Si
preguntáramos por la calle qué condiciones personales hacen falta
para triunfar en política, es probable que muchas personas
incluyesen entre ellas la falta de reparos para valerse de la mentira
y cierta destreza para el engaño y el disimulo. No pocos
mencionarían también que un político ha de tener el descaro
necesario para negar lo evidente y mostrarse imperturbable aunque lo
cacen en una contradicción manifiesta entre lo que dijo o prometió
antes y lo que dice o hace después, o la habilidad suficiente para
justificar las razones del viraje y presentarlas siempre como ajenas
a su voluntad y responsabilidad.
Muy
posiblemente saldría a relucir también la capacidad de esconder lo
que en verdad opina o proyecta hacer, velándolo tras una densa nube
de cháchara. Se consideraría una condición esencial para el éxito
que su discurso político transite siempre por una zona de seguridad,
que no rebase la linde del plácido terreno de las generalidades o
vaguedades y se recree en las intenciones u objetivos sobre cuya
bondad existe un consenso generalizado, esto es, que sus palabras no
comporten riesgo alguno, que no le comprometan a nada concreto, ni
generen tampoco oposición.
La
visión que los ciudadanos tienen de la política es tan descarnada
que muchos convendrían en que un político de éxito ha de
conducirse con arreglo a lo que Nicolás Maquiavelo dejó escrito en
una carta de 1521:
"Desde
hace un tiempo a esta parte, yo no digo nunca lo que creo, ni creo
nunca lo que digo, y si se me escapa alguna verdad de vez en cuando,
la escondo entre tantas mentiras, que es difícil reconocerla”.
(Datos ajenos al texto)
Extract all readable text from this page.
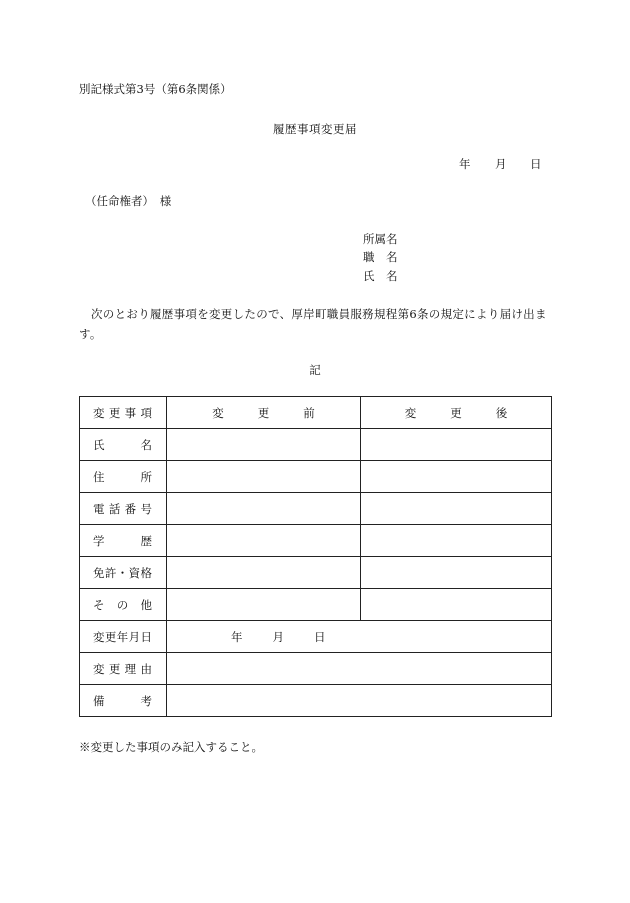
別記様式第3号（第6条関係）
履歴事項変更届
年 月 日
（任命権者）　様
所属名
職　名
氏　名
次のとおり履歴事項を変更したので、厚岸町職員服務規程第6条の規定により届け出ます。
記
変 更 事 項	変 更 前	変 更 後

氏 名		

住 所		

電 話 番 号		

学 歴		

免 許 ・ 資 格		

そ の 他		

変 更 年 月 日	年 月 日	

変 更 理 由		

備 考		

※変更した事項のみ記入すること。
Suprimirían, eso sí, la salvedad inicial, ya que acota la duración
de la falsedad.
Que
la mentira y el poder caminen cogidos de la mano en las dictaduras
parece natural, ya que el control de la información es consustancial
a ellas. Los dictadores cuentan con medios para presentar a la
población una realidad alternativa, acomodada a sus intereses, y
cuyo principal material constructivo es la mentira, la cual adopta
tanto la forma de ocultación de hechos, como de su invención. Se
genera así una imagen enteramente distorsionada de la realidad, que
suplanta a ésta. Además, si la falsedad llega a descubrirse o se
extiende la sospecha de ella, las consecuencias para el poder
establecido rara vez son graves, dada la mínima capacidad de
respuesta de los pueblos oprimidos por un dictador.
Es
notorio que la mentira tiende a multiplicarse. En su código genético
está grabado de forma indeleble el instinto de reproducción. El
riesgo de que una mentira sea descubierta, o su descubrimiento mismo,
se conjuran o contrarrestan, respectivamente, mediante otra mentira,
conformando una serie que tiende al infinito. Aun así, más
llamativa resulta sin duda la notable abundancia de mentiras en la
vida política de las democracias. Aunque con imperfecciones y en muy
distinto grado según los países, en ellas opera el derecho a la
libertad de expresión y suele haber cierta pluralidad informativa,
por lo que siempre hay alguna voz que pone en evidencia la mentira, y
esa voz tarde o temprano se corre. Por tanto, que la mentira política
prolifere también en las democracias no puede tener otra causa
última que la falta de reacción ante ella por parte de los
ciudadanos, una tácita admisión o tolerancia de la misma.
Esa
relativa aceptación de las mentiras de los políticos se debe, a mi
juicio, principalmente a tres causas. En primer lugar, hay un
componente ético. Bastantes personas consideran que mentir es
natural y hasta lícito, piensan que el logro de determinados
objetivos lo legitima, máxime si lo que está en juego es llegar al
poder o mantenerse en él ("el fin justifica los medios").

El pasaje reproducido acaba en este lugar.